Quelques-uns proclament que l'action gouvernementale est contre nature, ils en décrètent la négation, ou ils rêvent des formes chimériques de gouvernement.

Toutes ces antithèses passent dans les masses à l'état d'idées confuses; ce qui fait que les passions, qui ont toujours un but précis, peuvent bien avoir une bannière, mais les doctrines n'en ont plus. C'est la déroute universelle des penseurs. Après la négation des doctrines, il ne reste que l'appel à la force; c'est la guerre perpétuelle, ou le temps marqué pour le règne du despotisme. Aujourd'hui, Marc-Aurèle ou Titus; demain, Tibère, Néron ou Caligula.

La guerre est le paroxysme du désordre. L'épée d'un protecteur n'offre un refuge qu'aux lâches; le salut n'est que dans l'ordre, c'est-à-dire dans la vérité du droit. Que ce mot n'effraie pas les âmes religieuses : le catholicisme est la logique révélée, LOGOS, Verbum Caro; Dieu ne triomphe que par la vérité, c'est-à-dire par la logique. Si les âmes mondaines s'en effraient, leur trouble ressemblera à celui d'Hérode, que partagea la ville entière de Jérusalem; cela ne nous empêchera pas de passer outre.
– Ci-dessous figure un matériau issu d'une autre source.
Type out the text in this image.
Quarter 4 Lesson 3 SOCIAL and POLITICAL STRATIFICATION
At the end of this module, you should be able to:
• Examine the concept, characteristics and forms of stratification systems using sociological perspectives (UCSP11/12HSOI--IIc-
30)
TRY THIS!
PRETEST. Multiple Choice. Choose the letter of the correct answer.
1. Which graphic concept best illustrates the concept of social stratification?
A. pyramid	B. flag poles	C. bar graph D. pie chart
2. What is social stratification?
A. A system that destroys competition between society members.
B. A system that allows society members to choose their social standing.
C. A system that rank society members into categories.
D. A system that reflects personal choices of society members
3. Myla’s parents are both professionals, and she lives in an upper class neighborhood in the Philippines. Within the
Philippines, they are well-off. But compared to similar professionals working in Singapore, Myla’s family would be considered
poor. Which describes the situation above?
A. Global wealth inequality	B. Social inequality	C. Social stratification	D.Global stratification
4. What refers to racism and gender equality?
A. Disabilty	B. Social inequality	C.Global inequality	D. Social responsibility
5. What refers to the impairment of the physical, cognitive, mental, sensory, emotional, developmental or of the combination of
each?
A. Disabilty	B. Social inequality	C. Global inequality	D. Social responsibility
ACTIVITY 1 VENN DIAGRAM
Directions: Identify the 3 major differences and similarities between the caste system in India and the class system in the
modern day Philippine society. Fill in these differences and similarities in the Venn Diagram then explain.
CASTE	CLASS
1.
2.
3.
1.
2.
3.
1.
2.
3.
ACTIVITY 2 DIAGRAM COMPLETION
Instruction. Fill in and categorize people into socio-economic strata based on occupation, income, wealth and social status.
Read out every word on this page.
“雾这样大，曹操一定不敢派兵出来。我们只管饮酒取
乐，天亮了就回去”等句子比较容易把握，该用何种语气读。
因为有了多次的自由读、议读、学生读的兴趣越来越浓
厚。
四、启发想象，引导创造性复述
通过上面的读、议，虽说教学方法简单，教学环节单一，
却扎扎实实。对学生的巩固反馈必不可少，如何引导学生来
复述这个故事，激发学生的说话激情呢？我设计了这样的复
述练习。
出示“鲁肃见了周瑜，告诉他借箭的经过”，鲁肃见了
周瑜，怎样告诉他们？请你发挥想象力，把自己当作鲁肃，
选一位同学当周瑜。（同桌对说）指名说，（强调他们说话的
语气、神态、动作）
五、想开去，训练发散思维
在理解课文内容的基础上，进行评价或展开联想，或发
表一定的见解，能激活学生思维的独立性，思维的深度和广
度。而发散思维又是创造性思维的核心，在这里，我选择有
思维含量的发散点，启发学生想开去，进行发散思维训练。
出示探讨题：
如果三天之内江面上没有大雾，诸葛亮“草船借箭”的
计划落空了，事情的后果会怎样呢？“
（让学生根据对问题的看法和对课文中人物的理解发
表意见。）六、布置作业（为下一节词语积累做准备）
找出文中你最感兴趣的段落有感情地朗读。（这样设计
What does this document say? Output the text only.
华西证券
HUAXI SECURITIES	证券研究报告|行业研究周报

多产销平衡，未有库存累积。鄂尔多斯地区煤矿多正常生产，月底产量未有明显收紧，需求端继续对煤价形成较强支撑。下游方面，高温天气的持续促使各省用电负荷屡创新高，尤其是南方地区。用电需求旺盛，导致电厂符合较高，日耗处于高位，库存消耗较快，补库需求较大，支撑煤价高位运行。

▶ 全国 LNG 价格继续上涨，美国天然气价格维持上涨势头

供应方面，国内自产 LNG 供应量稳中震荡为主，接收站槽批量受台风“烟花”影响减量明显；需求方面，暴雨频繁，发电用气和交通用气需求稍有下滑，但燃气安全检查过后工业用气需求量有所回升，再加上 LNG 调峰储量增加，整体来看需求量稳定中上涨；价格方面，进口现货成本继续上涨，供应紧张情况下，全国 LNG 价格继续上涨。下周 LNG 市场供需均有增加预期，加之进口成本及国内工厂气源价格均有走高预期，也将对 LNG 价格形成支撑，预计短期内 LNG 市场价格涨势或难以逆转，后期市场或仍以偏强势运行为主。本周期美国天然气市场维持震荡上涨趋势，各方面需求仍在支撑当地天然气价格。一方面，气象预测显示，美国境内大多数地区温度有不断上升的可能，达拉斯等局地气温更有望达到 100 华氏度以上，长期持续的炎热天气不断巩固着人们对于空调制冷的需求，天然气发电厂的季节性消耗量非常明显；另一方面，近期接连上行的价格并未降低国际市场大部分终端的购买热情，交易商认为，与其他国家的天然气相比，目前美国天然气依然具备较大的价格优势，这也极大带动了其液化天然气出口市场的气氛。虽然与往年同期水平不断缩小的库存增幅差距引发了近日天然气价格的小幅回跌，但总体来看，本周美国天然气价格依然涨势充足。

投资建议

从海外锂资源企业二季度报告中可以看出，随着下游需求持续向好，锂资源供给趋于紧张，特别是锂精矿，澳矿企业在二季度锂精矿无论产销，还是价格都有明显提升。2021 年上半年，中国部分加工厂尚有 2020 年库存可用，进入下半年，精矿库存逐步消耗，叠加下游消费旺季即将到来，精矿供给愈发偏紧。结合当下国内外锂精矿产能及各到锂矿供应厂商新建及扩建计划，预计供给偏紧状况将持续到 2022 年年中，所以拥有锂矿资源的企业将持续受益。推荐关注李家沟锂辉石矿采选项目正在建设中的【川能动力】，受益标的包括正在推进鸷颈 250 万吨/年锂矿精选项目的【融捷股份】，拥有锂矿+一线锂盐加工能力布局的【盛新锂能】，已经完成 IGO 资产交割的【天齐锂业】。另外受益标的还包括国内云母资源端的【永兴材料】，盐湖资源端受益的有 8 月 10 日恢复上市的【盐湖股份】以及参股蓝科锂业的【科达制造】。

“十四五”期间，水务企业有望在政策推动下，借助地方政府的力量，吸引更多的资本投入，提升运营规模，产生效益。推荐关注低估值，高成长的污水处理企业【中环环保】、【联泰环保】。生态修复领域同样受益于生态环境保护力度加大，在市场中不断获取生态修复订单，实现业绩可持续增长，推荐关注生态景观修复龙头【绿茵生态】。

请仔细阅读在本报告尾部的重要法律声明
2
Le catholicisme, c'est l'affirmation universelle; il n'est pas une vérité morale, et, par suite, il n'est pas une loi sociale qu'il ne contienne. Son nom est symbolique; il exprime l'universalité des vérités nécessaires à la sainteté de l'individu et au bonheur des associations humaines. Hors de la théorie catholique il n'y a que négation. C'est là le sens élevé de cet axiome: Hors de l'Église, point de salut; car la négation, c'est la mort. S'il est quelque théorie, s'il est quelque doctrine qui contienne une vérité, qu'on y fasse bien attention, cette théorie, cette doctrine, en ce point, seront d'accord avec le catholicisme. Affirmation ou évanouissement,

mensonge ou vérité : Qui non colligit mecum, dispergit. Mais cette vaste synthèse, qui peut l'embrasser dans toute son étendue? C'est ici que se fait sentir le besoin de l'étude analytique. La mine est féconde; est-elle suffisamment explorée? Le nombre des ouvriers est-il proportionné à l'abondance de la moisson?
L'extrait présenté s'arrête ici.